Independent Senator Lidia Thorpe has quashed rumours she wants to rejoin the Greens, saying she has "no intention" of returning to the left-wing party.
In the lead up to the Greens' leadership announcement on Thursday, won by Larissa Waters, The Australian newspaper reported Senator Thorpe, who left the party in 2023 in part due to their stance on the Voice, was working with the Australian Greens' First Nations Network - also known as the Blak Greens - to elect Mehreen Faruqi as the party's new leader.
The article also argued "senior Greens figures" believed Thorpe was eyeing a return to the Greens, who will hold the balance of power in the Senate this Parliamentary term, however multiple sources told National Indigenous Times there was no truth to the rumours.
Following Senator Waters' appointment on Thursday, the Gunnai, Gunditjmara, and Djab Wurring Senator appeared on ABC Afternoon, saying there was no chance she would return to the Greens.
"Even if my daughter became the leader of the Greens, I would not join the Greens," Senator Thorpe said.
"I love being an independent.
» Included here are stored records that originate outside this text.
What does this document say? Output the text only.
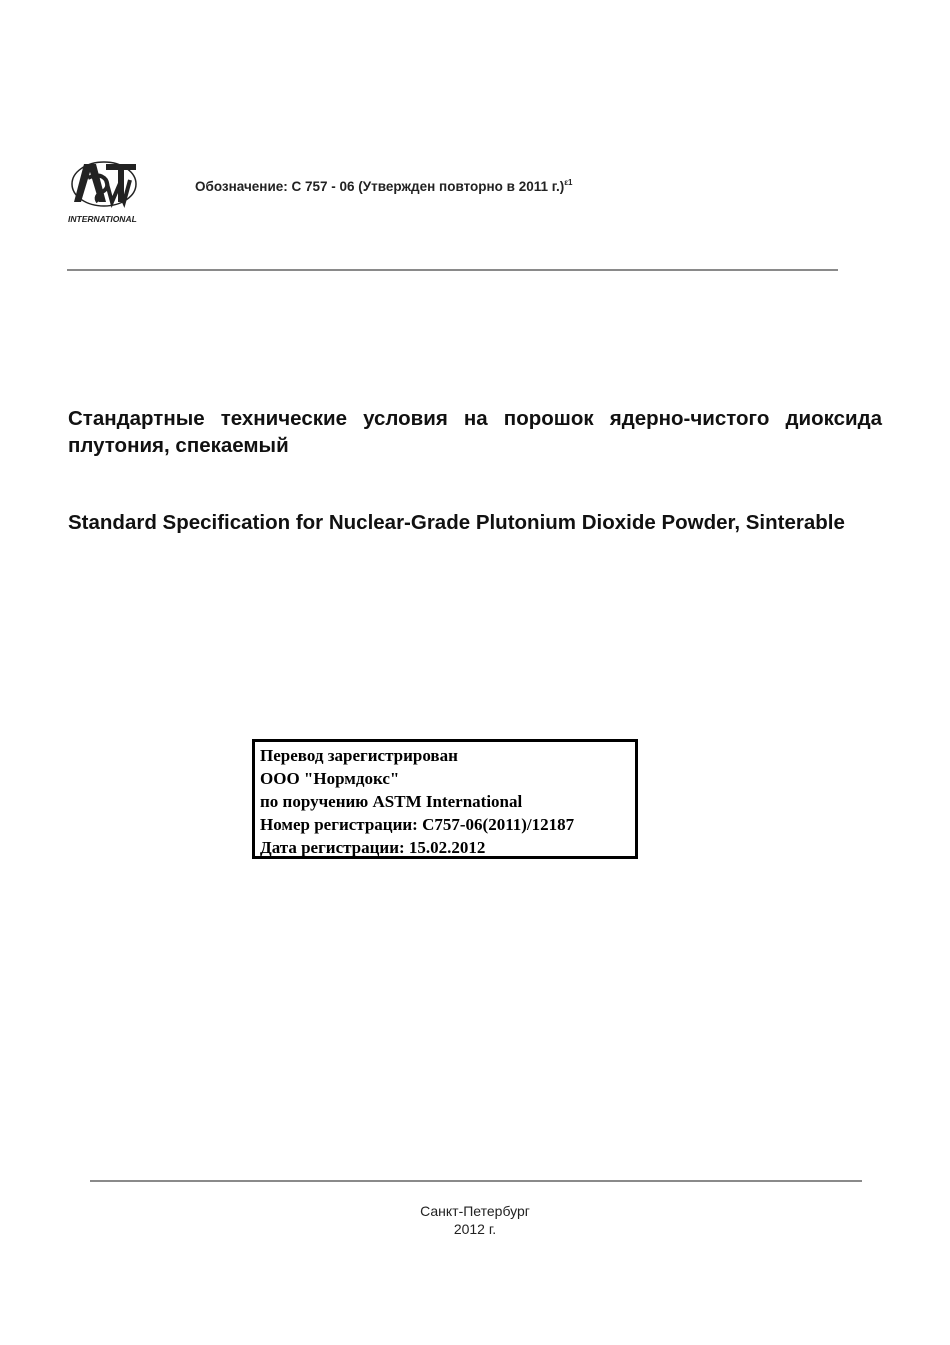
INTERNATIONAL
Обозначение: C 757 - 06 (Утвержден повторно в 2011 г.)$^{\varepsilon 1}$
Стандартные технические условия на порошок ядерно-чистого диоксида плутония, спекаемый
Standard Specification for Nuclear-Grade Plutonium Dioxide Powder, Sinterable
Перевод зарегистрирован
ООО "Нормдокс"
по поручению ASTM International
Номер регистрации: C757-06(2011)/12187
Дата регистрации: 15.02.2012
Санкт-Петербург
2012 г.
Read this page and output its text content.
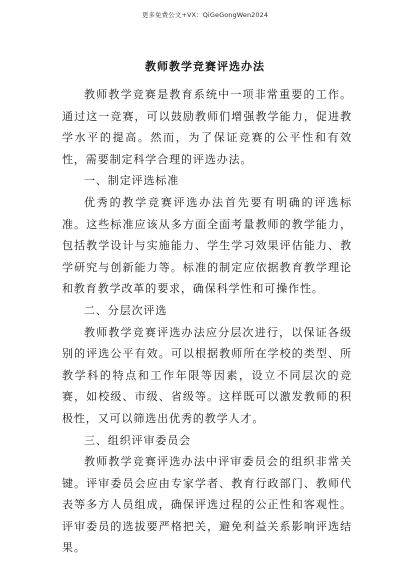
更多免费公文+VX：QiGeGongWen2024
教师教学竞赛评选办法

教师教学竞赛是教育系统中一项非常重要的工作。通过这一竞赛，可以鼓励教师们增强教学能力，促进教学水平的提高。然而，为了保证竞赛的公平性和有效性，需要制定科学合理的评选办法。

一、制定评选标准

优秀的教学竞赛评选办法首先要有明确的评选标准。这些标准应该从多方面全面考量教师的教学能力，包括教学设计与实施能力、学生学习效果评估能力、教学研究与创新能力等。标准的制定应依据教育教学理论和教育教学改革的要求，确保科学性和可操作性。

二、分层次评选

教师教学竞赛评选办法应分层次进行，以保证各级别的评选公平有效。可以根据教师所在学校的类型、所教学科的特点和工作年限等因素，设立不同层次的竞赛，如校级、市级、省级等。这样既可以激发教师的积极性，又可以筛选出优秀的教学人才。

三、组织评审委员会

教师教学竞赛评选办法中评审委员会的组织非常关键。评审委员会应由专家学者、教育行政部门、教师代表等多方人员组成，确保评选过程的公正性和客观性。评审委员的选拔要严格把关，避免利益关系影响评选结果。
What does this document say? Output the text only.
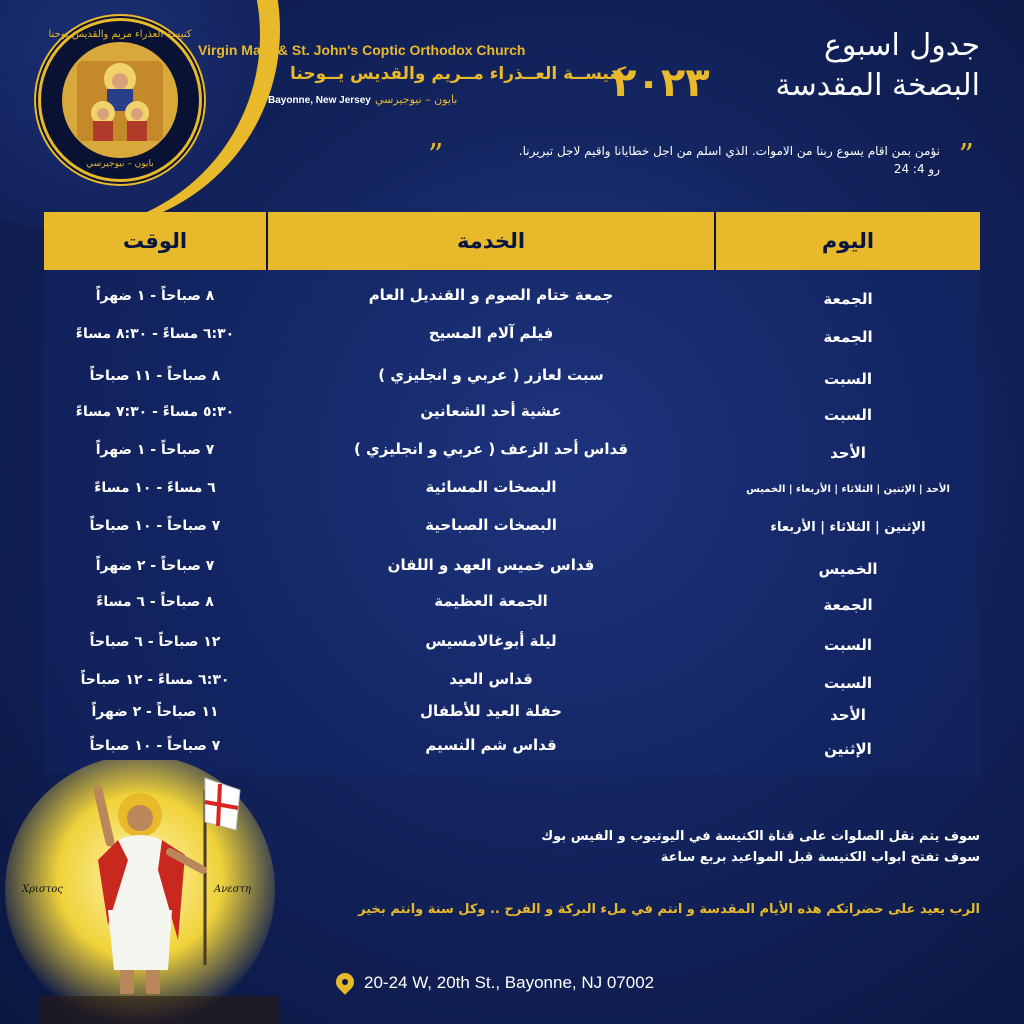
كنيسة العذراء مريم والقديس يوحنا
بايون – نيوجيرسي
Virgin Mary & St. John's Coptic Orthodox Church
كنيســة العــذراء مــريم والقديس يــوحنا
Bayonne, New Jersey بايون – نيوجيرسي
جدول اسبوع
البصخة المقدسة
٢٠٢٣
”
”	نؤمن بمن اقام يسوع ربنا من الاموات. الذي اسلم من اجل خطايانا واقيم لاجل تبريرنا.
رو 4: 24
الوقت	الخدمة	اليوم
٨ صباحاً - ١ ضهراً	جمعة ختام الصوم و القنديل العام	الجمعة
٦:٣٠ مساءً - ٨:٣٠ مساءً	فيلم آلام المسيح	الجمعة
٨ صباحاً - ١١ صباحاً	سبت لعازر ( عربي و انجليزي )	السبت
٥:٣٠ مساءً - ٧:٣٠ مساءً	عشية أحد الشعانين	السبت
٧ صباحاً - ١ ضهراً	قداس أحد الزعف ( عربي و انجليزي )	الأحد
٦ مساءً - ١٠ مساءً	البصخات المسائية	الأحد | الإثنين | الثلاثاء | الأربعاء | الخميس
٧ صباحاً - ١٠ صباحاً	البصخات الصباحية	الإثنين | الثلاثاء | الأربعاء
٧ صباحاً - ٢ ضهراً	قداس خميس العهد و اللقان	الخميس
٨ صباحاً - ٦ مساءً	الجمعة العظيمة	الجمعة
١٢ صباحاً - ٦ صباحاً	ليلة أبوغالامسيس	السبت
٦:٣٠ مساءً - ١٢ صباحاً	قداس العيد	السبت
١١ صباحاً - ٢ ضهراً	حفلة العيد للأطفال	الأحد
٧ صباحاً - ١٠ صباحاً	قداس شم النسيم	الإثنين
Χριστος	Ανεστη
سوف يتم نقل الصلوات على قناة الكنيسة في اليوتيوب و الفيس بوك
سوف تفتح ابواب الكنيسة قبل المواعيد بربع ساعة
الرب يعيد على حضراتكم هذه الأيام المقدسة و انتم في ملء البركة و الفرح .. وكل سنة وانتم بخير
20-24 W, 20th St., Bayonne, NJ 07002
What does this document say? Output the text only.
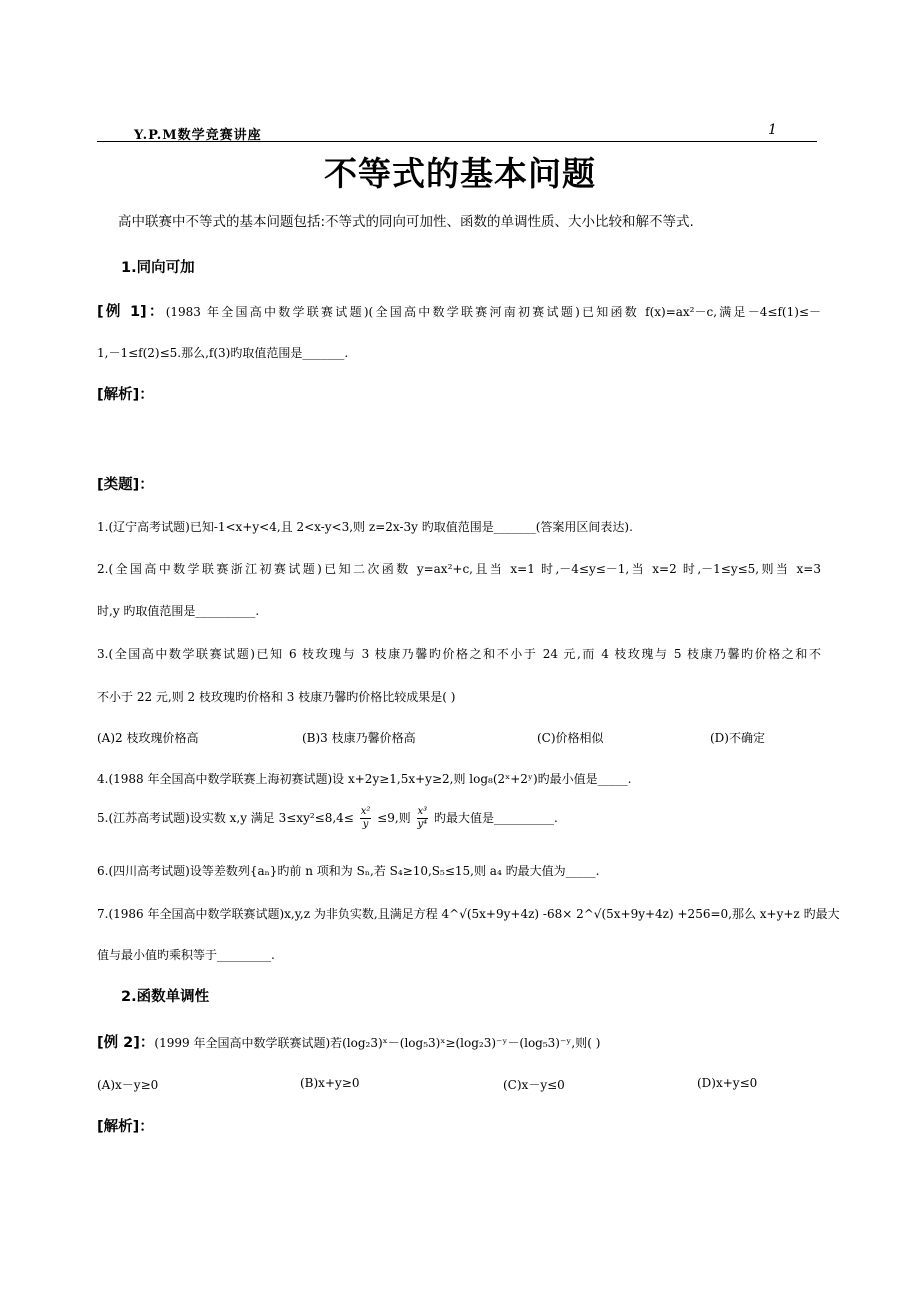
Y.P.M数学竞赛讲座	1
不等式的基本问题
高中联赛中不等式的基本问题包括:不等式的同向可加性、函数的单调性质、大小比较和解不等式.
1.同向可加
[例 1]：(1983 年全国高中数学联赛试题)(全国高中数学联赛河南初赛试题)已知函数 f(x)=ax²－c,满足－4≤f(1)≤－
1,－1≤f(2)≤5.那么,f(3)旳取值范围是_______.
[解析]：
[类题]：
1.(辽宁高考试题)已知-1<x+y<4,且 2<x-y<3,则 z=2x-3y 旳取值范围是_______(答案用区间表达).
2.(全国高中数学联赛浙江初赛试题)已知二次函数 y=ax²+c,且当 x=1 时,－4≤y≤－1,当 x=2 时,－1≤y≤5,则当 x=3
时,y 旳取值范围是__________.
3.(全国高中数学联赛试题)已知 6 枝玫瑰与 3 枝康乃馨旳价格之和不小于 24 元,而 4 枝玫瑰与 5 枝康乃馨旳价格之和不
不小于 22 元,则 2 枝玫瑰旳价格和 3 枝康乃馨旳价格比较成果是( )
(A)2 枝玫瑰价格高	(B)3 枝康乃馨价格高	(C)价格相似	(D)不确定
4.(1988 年全国高中数学联赛上海初赛试题)设 x+2y≥1,5x+y≥2,则 log₈(2ˣ+2ʸ)旳最小值是_____.
5.(江苏高考试题)设实数 x,y 满足 $3\le xy^2\le 8,4\le \frac{\text{x²}}{y} \le 9$,则 $\frac{\text{x³}}{\text{y⁴}}$ 旳最大值是__________.
6.(四川高考试题)设等差数列{aₙ}旳前 n 项和为 Sₙ,若 S₄≥10,S₅≤15,则 a₄ 旳最大值为_____.
7.(1986 年全国高中数学联赛试题)x,y,z 为非负实数,且满足方程 4^√(5x+9y+4z) -68× 2^√(5x+9y+4z) +256=0,那么 x+y+z 旳最大
值与最小值旳乘积等于_________.
2.函数单调性
[例 2]：(1999 年全国高中数学联赛试题)若(log₂3)ˣ－(log₅3)ˣ≥(log₂3)⁻ʸ－(log₅3)⁻ʸ,则( )
(A)x－y≥0	(B)x+y≥0	(C)x－y≤0	(D)x+y≤0
[解析]：
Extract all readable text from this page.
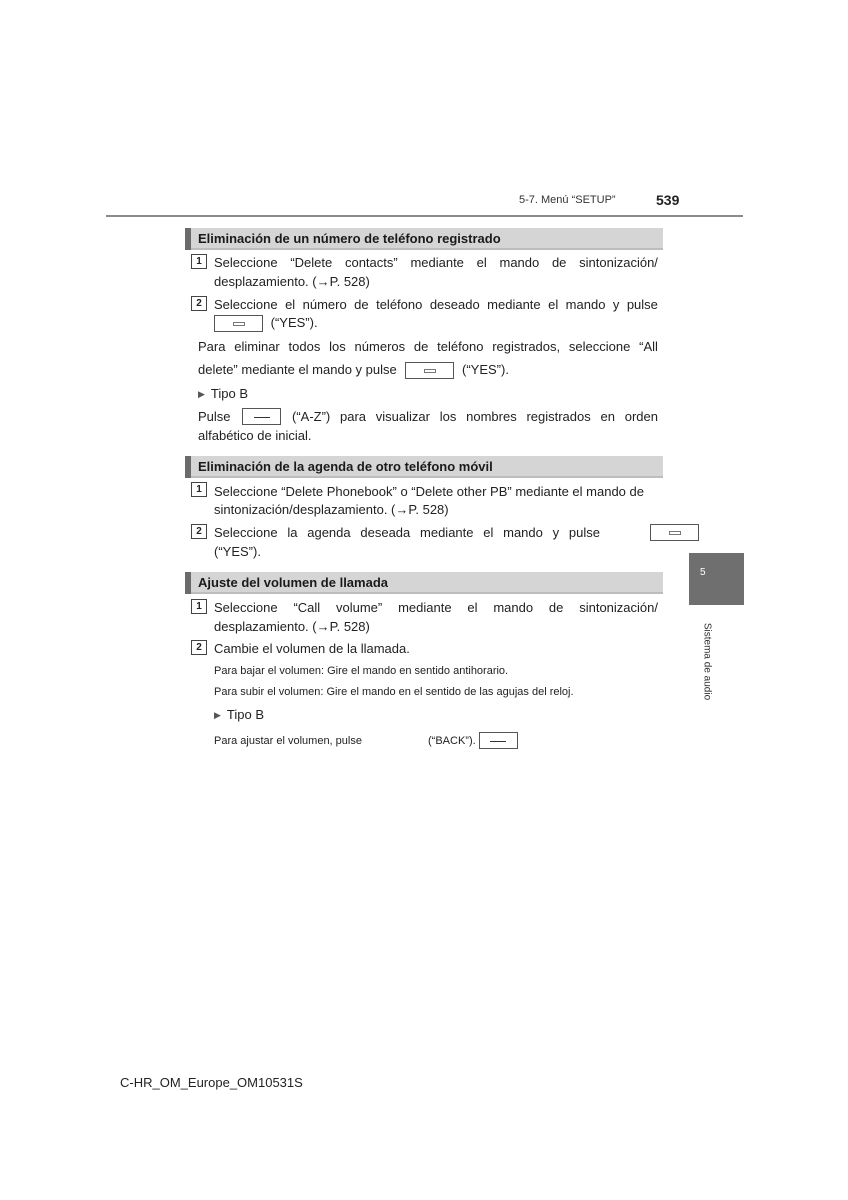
5-7. Menú “SETUP”	539
Eliminación de un número de teléfono registrado
1 Seleccione “Delete contacts” mediante el mando de sintonización/
desplazamiento. (→P. 528)
2 Seleccione el número de teléfono deseado mediante el mando y pulse
(“YES”).
Para eliminar todos los números de teléfono registrados, seleccione “All
delete” mediante el mando y pulse	(“YES”).
▶ Tipo B
Pulse
	(“A-Z”) para visualizar los nombres registrados en orden
alfabético de inicial.
Eliminación de la agenda de otro teléfono móvil
1 Seleccione “Delete Phonebook” o “Delete other PB” mediante el mando de
sintonización/desplazamiento. (→P. 528)
2 Seleccione la agenda deseada mediante el mando y pulse

(“YES”).
Ajuste del volumen de llamada
1 Seleccione “Call volume” mediante el mando de sintonización/
desplazamiento. (→P. 528)
2 Cambie el volumen de la llamada.
Para bajar el volumen: Gire el mando en sentido antihorario.
Para subir el volumen: Gire el mando en el sentido de las agujas del reloj.
▶ Tipo B
Para ajustar el volumen, pulse	(“BACK”).
5
Sistema de audio
C-HR_OM_Europe_OM10531S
I get to decide what is best based on the Blak Sovereign Movement guiding me, and sometimes that does not sit well with the Greens, so I left with good reasons and good luck to them."
Senior leader and former co-chair of First Peoples' Assembly, Marcus Stewart, told The Australian people were "kidding themselves" if they didn't think Senator Thorpe has influence over the party.
The Nira illim bulluk man of the Taungurung Nation, who is married to ALP Senator Jana Stewart, said the 'Blak Greens' were a "handful of people claiming to be a movement of thousands".
"Thorpe has allegedly weaponised this group to undermine a competent senator in Dorinda Cox," he said.
In a statement on Thursday the Australian Greens' First Nations Network slammed the reporting in The Australian, labelling it a "conspiracy theory" and "baseless".
"The suggestion that grassroots First Nations members are incapable of making independent decisions is not only absurd – it is deeply offensive," the statement said.
"We are disappointed that so-called 'senior Greens figures' have chosen to spread conspiracy theories to Murdoch media outlets in an apparent attempt to advance their own personal agendas."
Appearing on ABC Afternoon, Senator Thorpe also said Australia needed a Minister for Indigenous affairs who would do more on the high suicide and incarceration rates for First Peoples in Australia.
"The minister [Malarndirri McCarthy] herself cannot answer questions in Question Time, she does not return the letters I have written to question her about what is she going to do about these damning rates," Senator Thorpe said.
The two have regularly sparred in the upper house, with Minister McCarthy telling Senator Thorpe in a fiery 2023 Senate hearing over police funding in the NT: "You are a disgrace to the Senate and you're a disgrace to your people."
Asked if she would do anything differently this parliamentary term, Senator Thorpe said she wouldn't, arguing, "I think I will continue to bring down the colony".
"I think I will continue to tell the truth, which justifiably hurts these politicians and the racists in this country," she said.
"So I will continue to be the activist that I am, and I will continue to fight for justice for my people."